Prof. Dr. Eckart Brödermann
Rn 11
Bei einer selbstschuldnerischen Bürgschaft (§ 773 Rn 1) – dem Normalfall in der Praxis – muss der Gläubiger dem Bürgen die Inanspruchnahme aus der Bürgschaft unverzüglich nach dem Fristablauf anzeigen: Sonst wird der Bürge frei (§ 777 I 2).
Rn 12
Die Anzeige kann bereits vor Ablauf der Frist abgegeben werden, wenn die Hauptschuld fällig ist (BGHZ 76, 81, 83 ff): Denn durch eine selbstschuldnerische Zeitbürgschaft wird die Bürgschaftsforderung nicht gestundet (aaO S 85).
Rn 13
Im gesetzlichen Leitfall der mit Einrede der Vorausklage ausgestatteten Bürgschaft (s § 771 Rn 1) muss der Gläubiger einer Geldforderung zunächst ab Fristablauf unverzüglich iSd § 121 I (1) die Einziehung nach Maßgabe des § 772 betreiben (s § 772 Rn 2, 4) und das Verfahren ohne wesentliche Verzögerungen fortsetzen, bevor er (2) dem Bürgen die Inanspruchnahme anzuzeigen hat (§ 777 I 1).
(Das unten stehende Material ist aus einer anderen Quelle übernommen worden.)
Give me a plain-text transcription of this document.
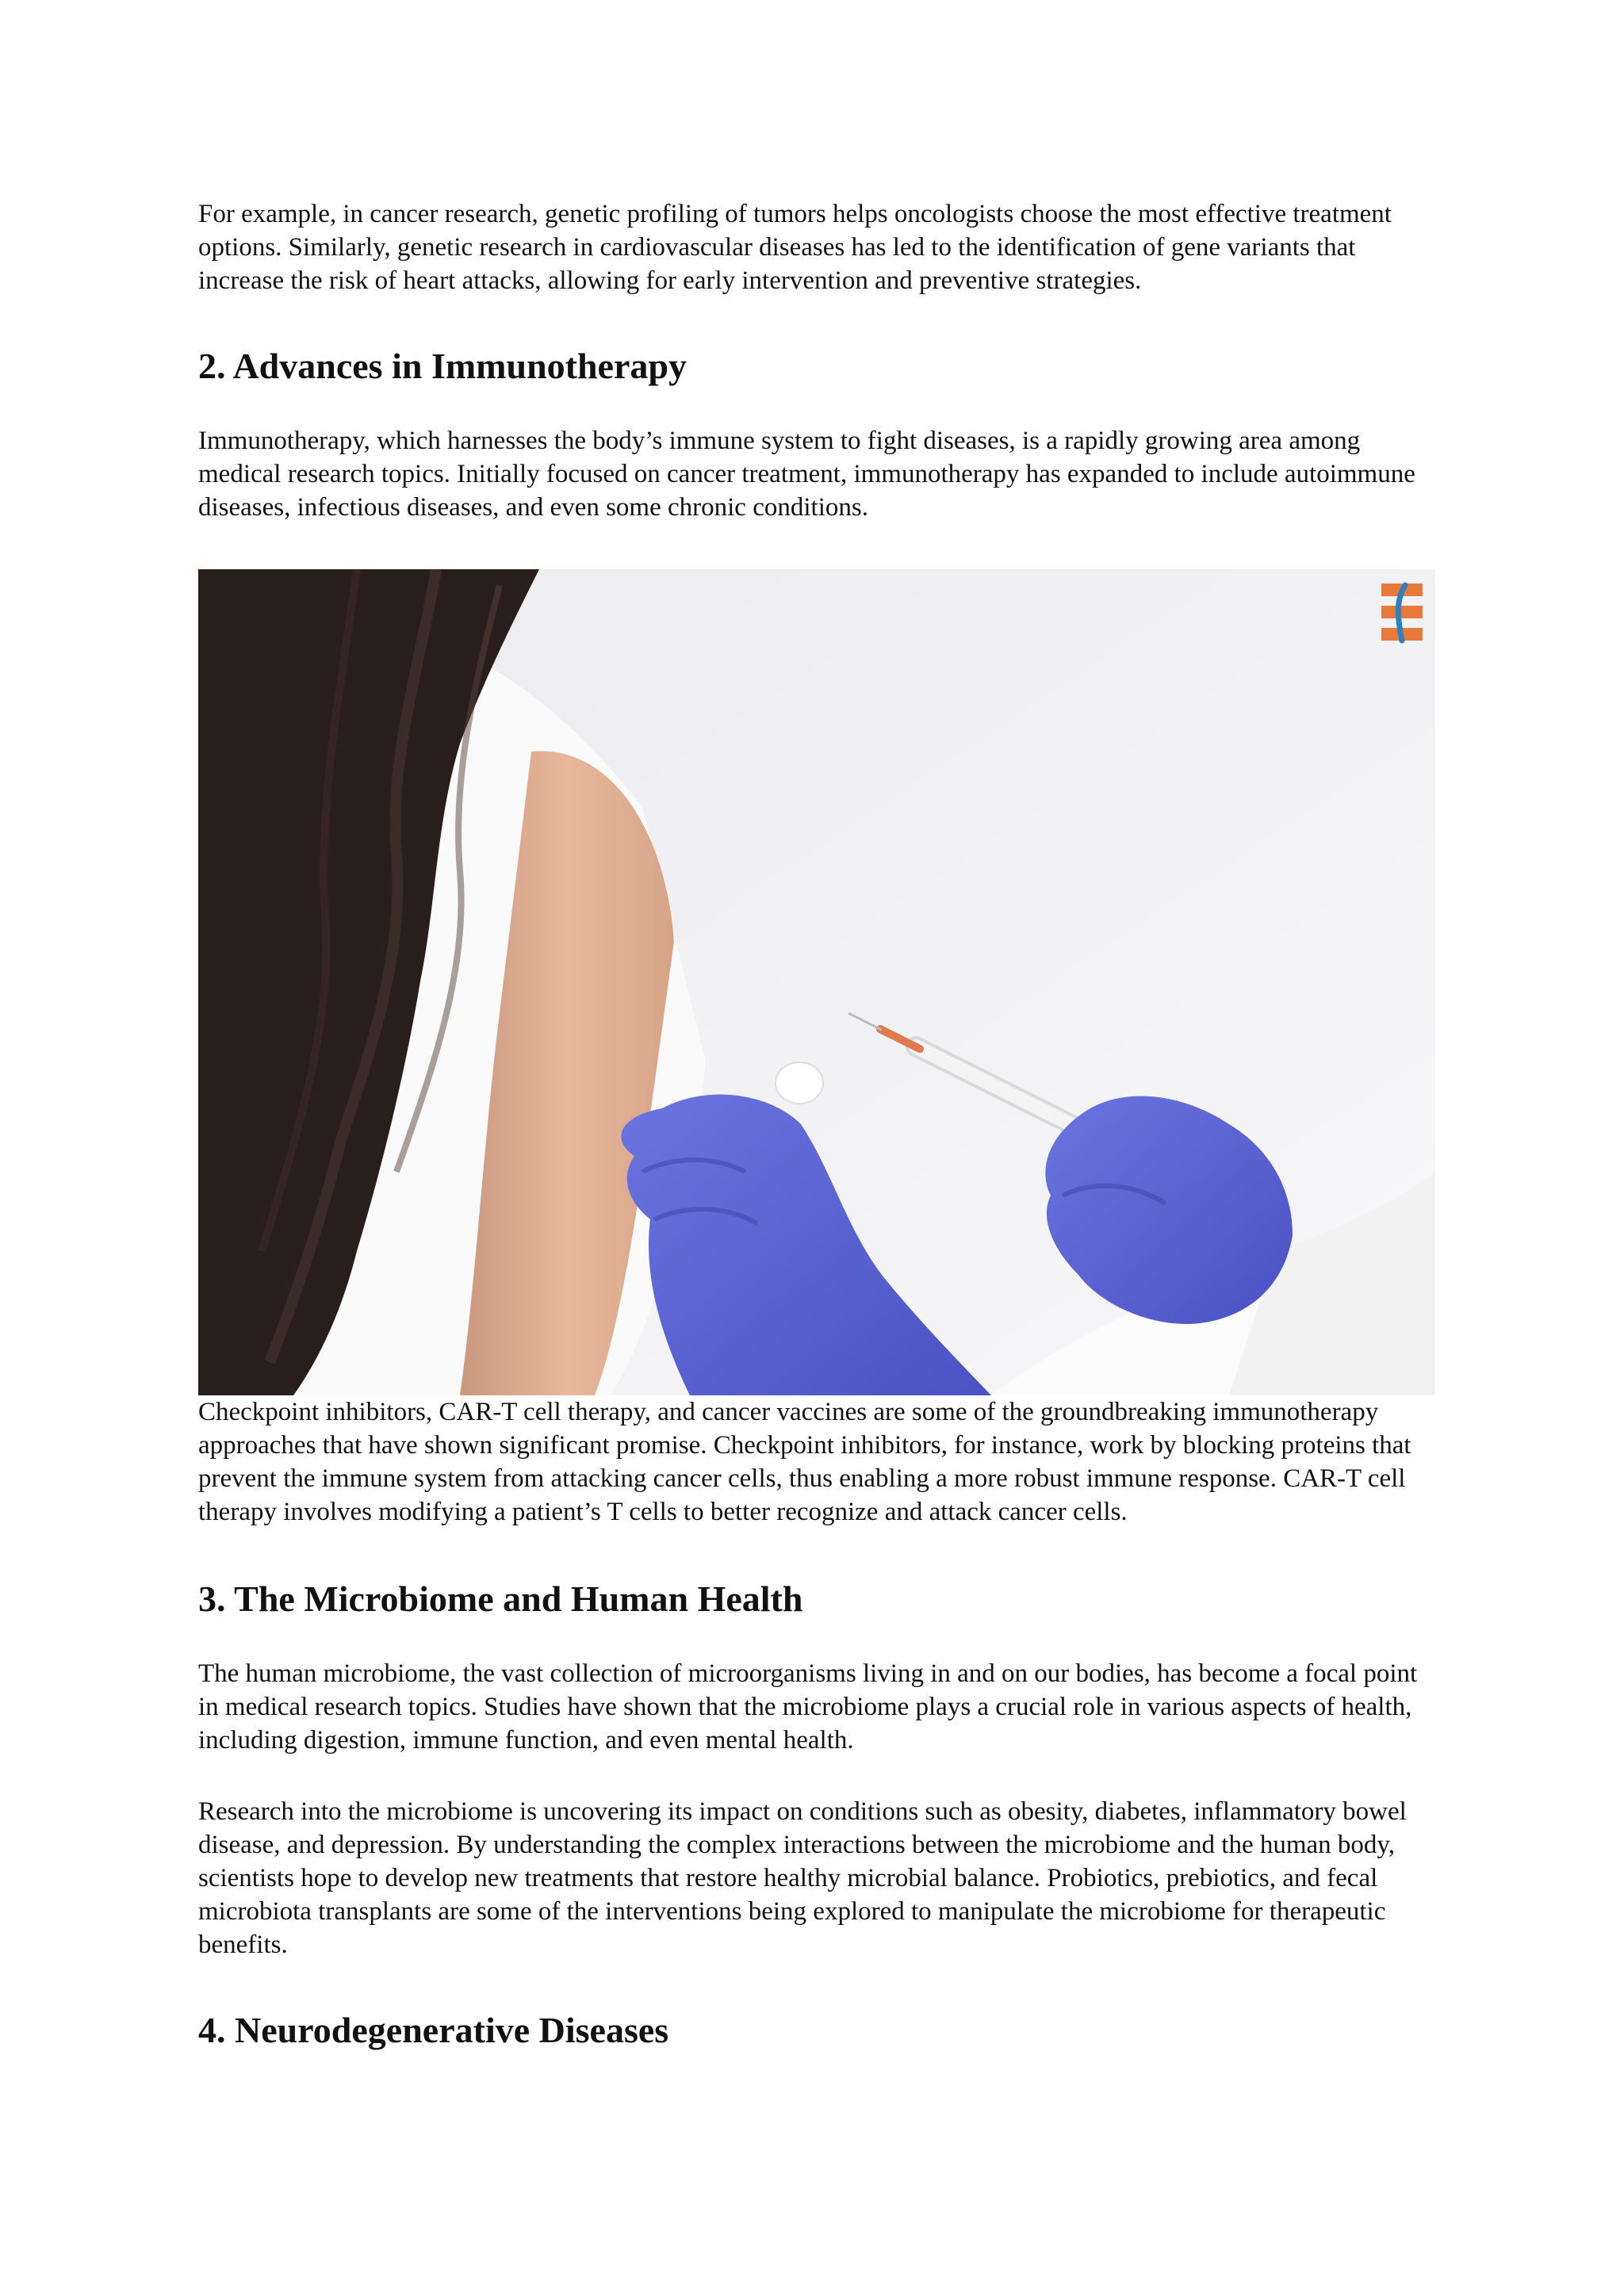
For example, in cancer research, genetic profiling of tumors helps oncologists choose the most effective treatment options. Similarly, genetic research in cardiovascular diseases has led to the identification of gene variants that increase the risk of heart attacks, allowing for early intervention and preventive strategies.

2. Advances in Immunotherapy

Immunotherapy, which harnesses the body’s immune system to fight diseases, is a rapidly growing area among medical research topics. Initially focused on cancer treatment, immunotherapy has expanded to include autoimmune diseases, infectious diseases, and even some chronic conditions.

Checkpoint inhibitors, CAR-T cell therapy, and cancer vaccines are some of the groundbreaking immunotherapy approaches that have shown significant promise. Checkpoint inhibitors, for instance, work by blocking proteins that prevent the immune system from attacking cancer cells, thus enabling a more robust immune response. CAR-T cell therapy involves modifying a patient’s T cells to better recognize and attack cancer cells.

3. The Microbiome and Human Health

The human microbiome, the vast collection of microorganisms living in and on our bodies, has become a focal point in medical research topics. Studies have shown that the microbiome plays a crucial role in various aspects of health, including digestion, immune function, and even mental health.

Research into the microbiome is uncovering its impact on conditions such as obesity, diabetes, inflammatory bowel disease, and depression. By understanding the complex interactions between the microbiome and the human body, scientists hope to develop new treatments that restore healthy microbial balance. Probiotics, prebiotics, and fecal microbiota transplants are some of the interventions being explored to manipulate the microbiome for therapeutic benefits.

4. Neurodegenerative Diseases
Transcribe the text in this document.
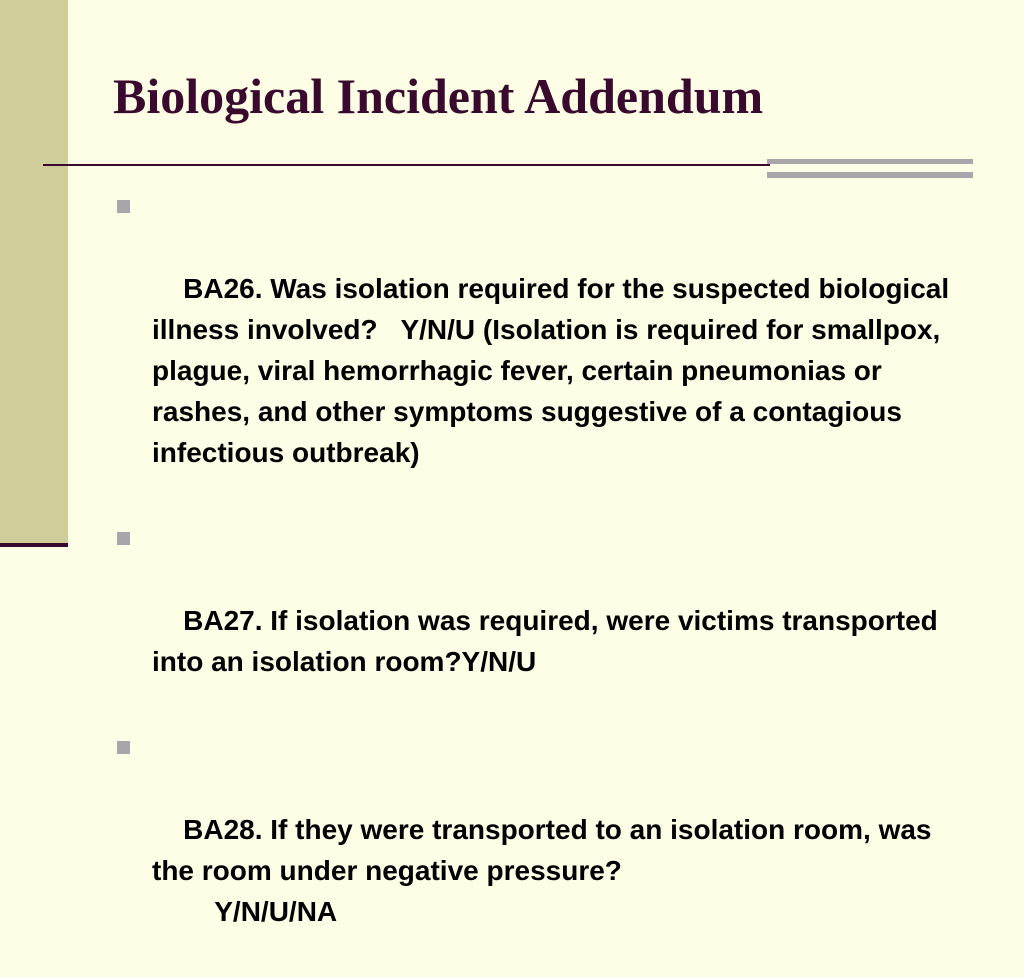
Biological Incident Addendum

BA26. Was isolation required for the suspected biological illness involved?   Y/N/U (Isolation is required for smallpox, plague, viral hemorrhagic fever, certain pneumonias or rashes, and other symptoms suggestive of a contagious infectious outbreak)

BA27. If isolation was required, were victims transported into an isolation room?Y/N/U

BA28. If they were transported to an isolation room, was the room under negative pressure?
	Y/N/U/NA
Bei anderen Forderungen muss der Gläubiger eine nach der ZPO zulässige Zwangsvollstreckungsmaßnahme (erfolglos) durchführen (s § 771 Rn 5 f; Staud/Stürner § 777 Rz 14) und dem Bürgen sodann unverzüglich die Inanspruchnahme anzeigen (§ 777 I 1 aE). Dies gilt auch bei der Ausfallbürgschaft (§ 765 Rn 72 ff), auf die § 777 I 1 anzuwenden ist (BGH NJW 02, 2869, 2870 [BGH 13.06.2002 - IX ZR 398/00]).
Rn 14
Eine Anzeige nach I 1 kann entgegen dem Wortlaut auch während der Beitreibungsmaßnahmen gegen den Hauptschuldner, etwa durch Streitverkündung ggü dem Bürgen, erfolgen (Kobl ZIP 05, 1822, 1823; Staud/Stürner § 777 Rz 17).
Rn 15
Die Inanspruchnahme des Bürgen setzt grds die Fälligkeit der Hauptforderung voraus (BGHZ 91, 349, 355f). Wird die Hauptschuld gleichzeitig mit dem Ablauf der bestimmten Zeit fällig – aus welchem Grund auch immer (zB Kündigung) –, erfüllt die anschließende unverzügliche Inanspruchnahme diese Voraussetzung (BGH NJW 89, 1856, 1858 [BGH 21.03.1989 - IX ZR 82/88]).
Rn 16
Ist die Forderung bei Ablauf der Bürgenzeit nicht fällig, erlischt die Bürgenhaftung mit Zeitablauf (KG NJW-RR 95, 1199). Keine Ausnahme (durch Eingriff in die Wertungen des Gesetzgebers) ist für den Fall zu machen, dass bei Ablauf der Bürgschaftszeit die Fälligkeit der Hauptschuld unmittelbar bevorsteht und die Nichterfüllung durch den Hauptschuldner abzusehen ist (LG Darmstadt WM 87, 1357, 1360; MüKoBGB/Habersack § 777 Rz 5; offengelassen von BGHZ 91, 349, 356; NJW 89, 1856, 1857). Hiervon zu unterscheiden ist der praktische Fall, dass (1.) die Hauptschuld innerhalb der Bürgschaftszeit fällig wird, (2.) die Fälligkeit der Hauptforderung unmittelbar bevorsteht, (3.) die Bürgenzeit zeitgleich ebenfalls kurz vor ihrem Ende steht und nunmehr die Anzeige erfolgt (vgl Staud/Stürner § 777 Rz 17).
Rn 17
Die Anzeige ist eine empfangsbedürftige Willenserklärung (RGZ 153, 124, 126). Sie bedarf keiner Form (Staud/Stürner § 777 Rz 16) und muss den Betrag der Inanspruchnahme nicht einmal beziffern (Karlsr MDR 85, 585). Hat der Gläubiger dem Bürgen die Inanspruchnahme rechtzeitig angezeigt, bedarf es keiner unverzüglichen Klagerhebung des Gläubigers gegen den Bürgen (BGH NJW 83, 750, 751 [BGH 22.12.1982 - VIII ZR 199/81]). Im Fall einer gerichtlichen Geltendmachung gilt § 167 ZPO nicht entspr (BGH NJW 82, 172, 173 [BGH 21.10.1981 - VIII ZR 212/80] zu §§ 693 II, 270 III ZPO aF): Der Gläubiger muss die Anzeige fristwahrend rechtzeitig auf anderem Wege als durch Klage kommunizieren.